Son B came and went, backwards and forwards from London, Daughter K left her five-month-old baby and small daughter and joined us in France, bringing with her a breast pump to maintain her milk flow. Together we hovered painfully next to that bed; we came and went from ICU after obtaining admission through a monitor in my tentative French; we slept in the same hotel in separate rooms but in the same trance of dread -(we had moved from our first bleak, modern hotel to one more family-oriented, where I had even made enquiries about a ground floor room where F could eventually recuperate). But it was not to be. Nothing was to be.
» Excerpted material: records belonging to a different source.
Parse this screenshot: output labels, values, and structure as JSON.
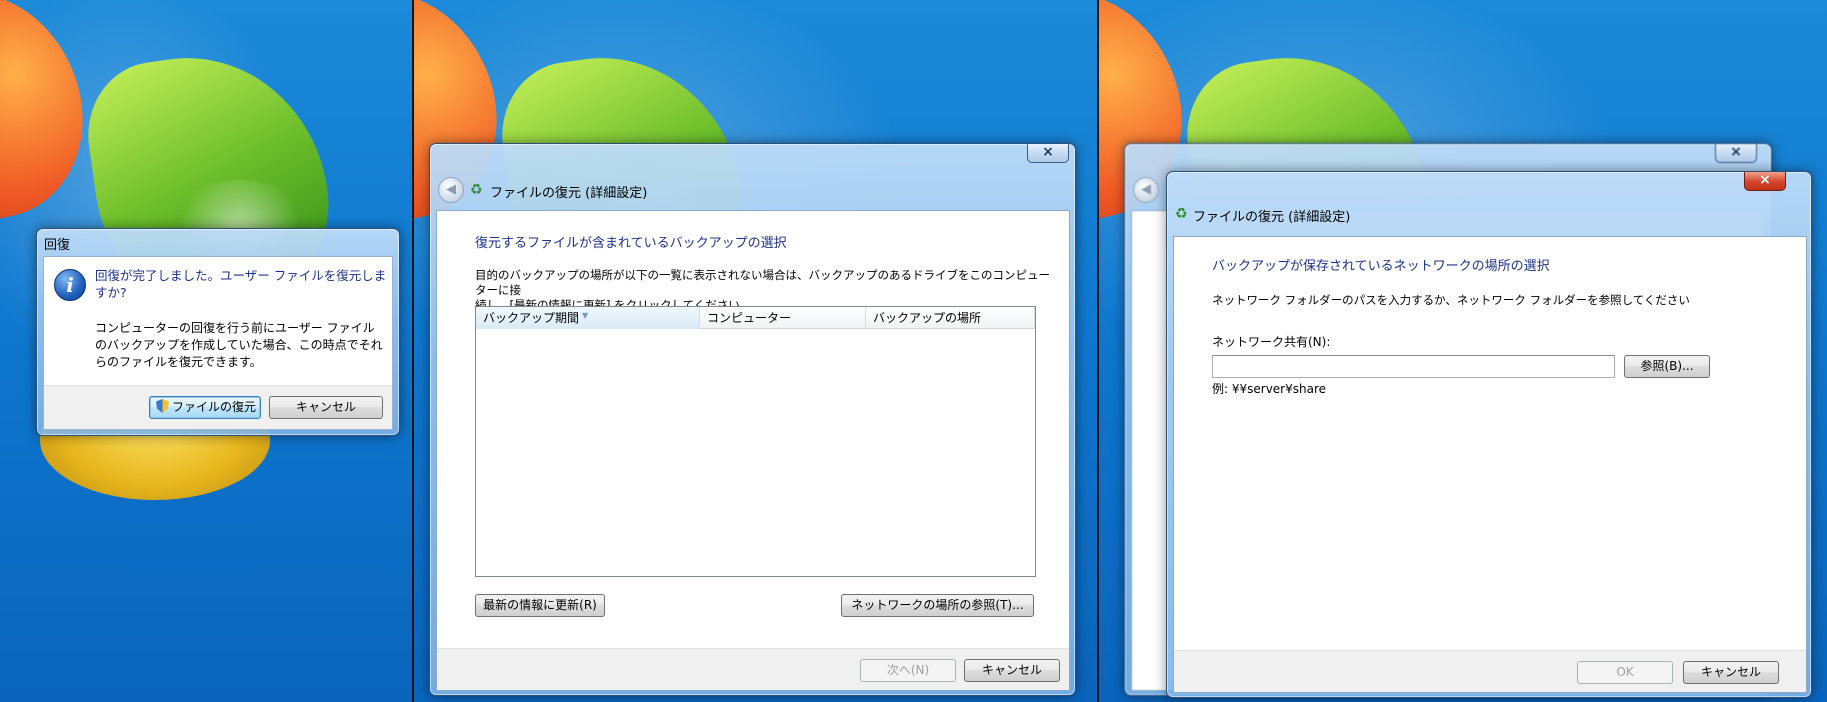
{
  "recovery_dialog": {
    "title": "回復",
    "icon": "info-icon",
    "message_line1": "回復が完了しました。ユーザー ファイルを復元しま",
    "message_line2": "すか?",
    "detail_line1": "コンピューターの回復を行う前にユーザー ファイル",
    "detail_line2": "のバックアップを作成していた場合、この時点でそれ",
    "detail_line3": "らのファイルを復元できます。",
    "restore_button": "ファイルの復元",
    "cancel_button": "キャンセル"
  },
  "advanced_wizard": {
    "close_symbol": "×",
    "title": "ファイルの復元 (詳細設定)",
    "heading": "復元するファイルが含まれているバックアップの選択",
    "description_line1": "目的のバックアップの場所が以下の一覧に表示されない場合は、バックアップのあるドライブをこのコンピューターに接",
    "description_line2": "続し、[最新の情報に更新] をクリックしてください。",
    "columns": [
      "バックアップ期間",
      "コンピューター",
      "バックアップの場所"
    ],
    "rows": [],
    "refresh_button": "最新の情報に更新(R)",
    "browse_network_button": "ネットワークの場所の参照(T)...",
    "next_button": "次へ(N)",
    "cancel_button": "キャンセル"
  },
  "network_dialog": {
    "close_symbol": "×",
    "title": "ファイルの復元 (詳細設定)",
    "heading": "バックアップが保存されているネットワークの場所の選択",
    "description": "ネットワーク フォルダーのパスを入力するか、ネットワーク フォルダーを参照してください",
    "share_label": "ネットワーク共有(N):",
    "share_value": "",
    "browse_button": "参照(B)...",
    "example": "例: ¥¥server¥share",
    "ok_button": "OK",
    "cancel_button": "キャンセル"
  }
}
My daughter was with me when he was finally transferred back to cardiac ICU. F was very weak, very thin, but alive, and cardiac ICU with its calm atmosphere, was more subdued, with kinder lighting. There K virtually talked her father back to a positive state - inasmuch as a man so ill could be positive. He slept most of the time but was occasionally aware of his family and surroundings, in small glimpses of the man himself.

K could not stay away from her baby for longer than five or six days. She left tearfully after saying goodbye to her father and flew back to South Africa.